Let go to let in
I heard a remarkable story from Sharmila-di, a woman who was brought up in small village on the banks of the Ganges river in West Bengal in India. She told me that every two years or so, the Ganges floods, breaking the fragile banks on which the even more fragile bamboo huts of her simple farming community perches. I listened with alarm and sympathy as she related how the floods carry away not only their huts but also all of their few possessions- pots, pans, clothes, and simple furniture. Seeing the concern in my eyes, she broke into her characteristically huge smile and said “Don’t worry, it’s actually no problem at all! The river carries away our stuff downstream, and we just collect other pots, pans, clothes and whatever we find floating our way from villages upstream. How does it matter? A pot is a pot, a sari is a sari!” We broke out together in laughter, and I rejoiced in the simplicity and depth of her wisdom.
A few months ago, the time came for me to let go of my pots and pans and much more. This time it wasn’t the Ganges that flooded but the current of my life that felt like a raging river.
Over the last eight years or so, I had established a life in Germany with a small apartment, a wonderful hand-crafted kitchen made by a friend, and a few pieces of mostly second-hand furniture. The beautiful little apartment perched on top of a hill overlooking the lush green fields of the idyllic German village, close to a town where most of my dearest friends lived. I had every reason to remain there for the next decade or so, except that my life had a very different vision for me: to go back to India and follow my calling of transforming a barren plot of land I own to a space for fostering creativity and entrepreneurship in the Santal tribal children I love. This land came to be by a series of miracles, and it’s located right next to a tribal village school I’ve been volunteering on for the last four years.
There were actually three things calling me to go back to India. One was to work with the Santal community, and foster self-confidence and creative expression among the children and women. The second was to coach and facilitate social entrepreneurs, who have the potential to transform society and the environment. And the third was to hold retreats and journeys in the Himalayan mountains with people from around the world, who yearn to reconnect with nature and find inner peace and clarity. The force of my callings was so strong that I decided to LET GO – to sell or give away almost everything I owned, to dissolve the Dãna Coaching business in Germany and start from scratch in India, and to move far away from my beloved friends and partner.

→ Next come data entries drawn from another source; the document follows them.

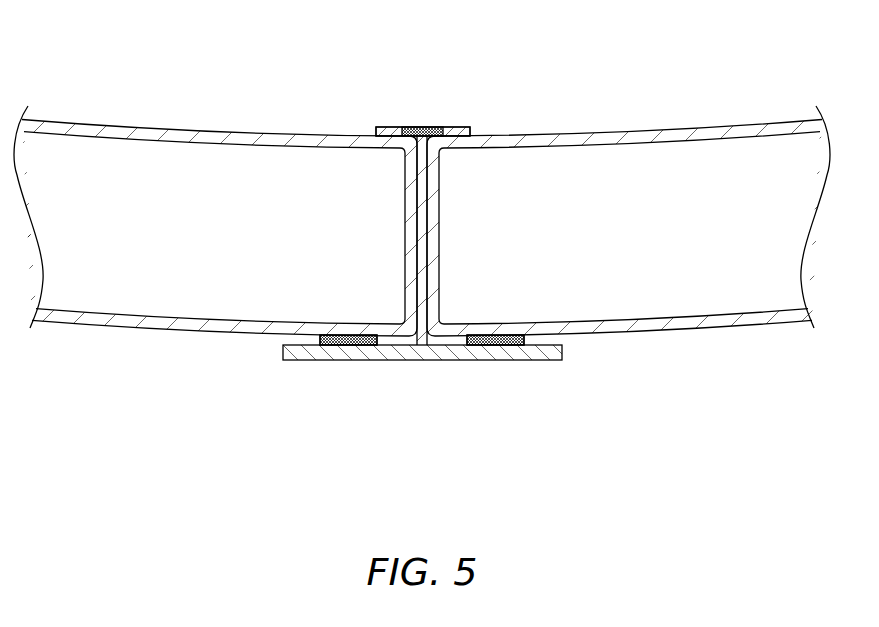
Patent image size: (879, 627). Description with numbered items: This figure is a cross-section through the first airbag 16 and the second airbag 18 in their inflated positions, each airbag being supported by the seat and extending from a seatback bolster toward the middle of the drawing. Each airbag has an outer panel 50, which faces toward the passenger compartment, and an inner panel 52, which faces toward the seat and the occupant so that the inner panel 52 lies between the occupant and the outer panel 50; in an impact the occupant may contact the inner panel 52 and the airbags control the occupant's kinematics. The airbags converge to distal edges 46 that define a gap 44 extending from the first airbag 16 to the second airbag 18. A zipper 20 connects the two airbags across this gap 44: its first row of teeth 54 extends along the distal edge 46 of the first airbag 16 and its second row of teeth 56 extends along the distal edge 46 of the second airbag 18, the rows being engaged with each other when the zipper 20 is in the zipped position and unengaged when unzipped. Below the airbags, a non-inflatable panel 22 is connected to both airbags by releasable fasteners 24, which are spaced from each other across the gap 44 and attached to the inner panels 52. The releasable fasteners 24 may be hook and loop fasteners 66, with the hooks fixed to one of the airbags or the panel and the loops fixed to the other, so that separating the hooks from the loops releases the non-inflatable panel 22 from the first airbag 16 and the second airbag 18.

The first airbag 16 is at (173, 165).
The second airbag 18 is at (657, 173).
The zipper 20 is at (459, 128).
The non-inflatable panel 22 is at (553, 362).
The releasable fastener 24 is at (311, 339).
The gap 44 is at (418, 282).
The distal edge 46 is at (422, 208).
The outer panel 50 is at (265, 138).
The inner panel 52 is at (150, 318).
The first row of teeth 54 is at (408, 127).
The second row of teeth 56 is at (427, 127).
The hook and loop fasteners 66 is at (377, 343).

Rather than feeling sad or scared, I remember feeling freer and freer as I owned less and less. We had advertised online that we were giving away things, and it gave me incredible joy to watch friends and also complete strangers gratefully take away furniture, books, CDs, clothes, kitchen utensils, spices, and much more.
Right around the time my material possessions were disappearing one by one, something amazing started to happen. In the midst of all the chaos of packed boxes and scattered clothes, I recieved an email from someone in Jharkhand in India, asking me if I’d hold a workshop on leadership and self-confidence with Santal tribals who live in remote villages there. I’d never been to these villages, but knowing that this was fully aligned with my calling, I said yes. A few days later, I got another email from a social entrepreneurship organisation in Delhi asking me if I could facilitate a workshop for them. Again, totally amazed at how aligned this was with my wish, I said yes.
Knowing that both of these projects were on a pro-bono basis, I started wondering how I would make an income in India. I remember looking up at the sky one day and saying in my mind, “Thank you so much, whoever you are, for giving me all these amazing opportunities. But I do need some funds to live off of and for starting my project with the Santal people. Where’s the income going to come from?” I didn’t ask this question out of fear, but simply out of curiosity. Exaclty two hours later, the answer came in the form of a phone message. It was from a dear friend of mine, who has a mountain guiding company in the Himalayan mountains. He said a corporation in Mumbai was keen to hire us for holding a workshop for their clients in the mountains. I could barely believe my eyes…and I gratefully said yes, I’d love to do it.
Could all of these be coincidences? Were these the pots and pans floating down the river towards me, in response to all that I had just let go of? I cannot answer this question with any level of certainty. All I can tell you is that each time I’ve let go: of relationships that no longer served me, of furniture I no longer needed, of a job that no longer felt right, or even of a strongly-held opinion that caused me more pain than joy, life almost instantly sent me something remarkable my way. It’s as if I always have to let go in faith to let the magic enter my life. It’s like life is trying to shower me with presents, and all I have to do is make space for them.
So I invite you to take a moment to ponder: what do you need to let go of so that life can let in the magic it has in store for you?
p.s. the photograph is of Sharmila-di, doing what she loves most: cooking for others and being in loving service. She is a constant inspiration and a spiritual teacher to me.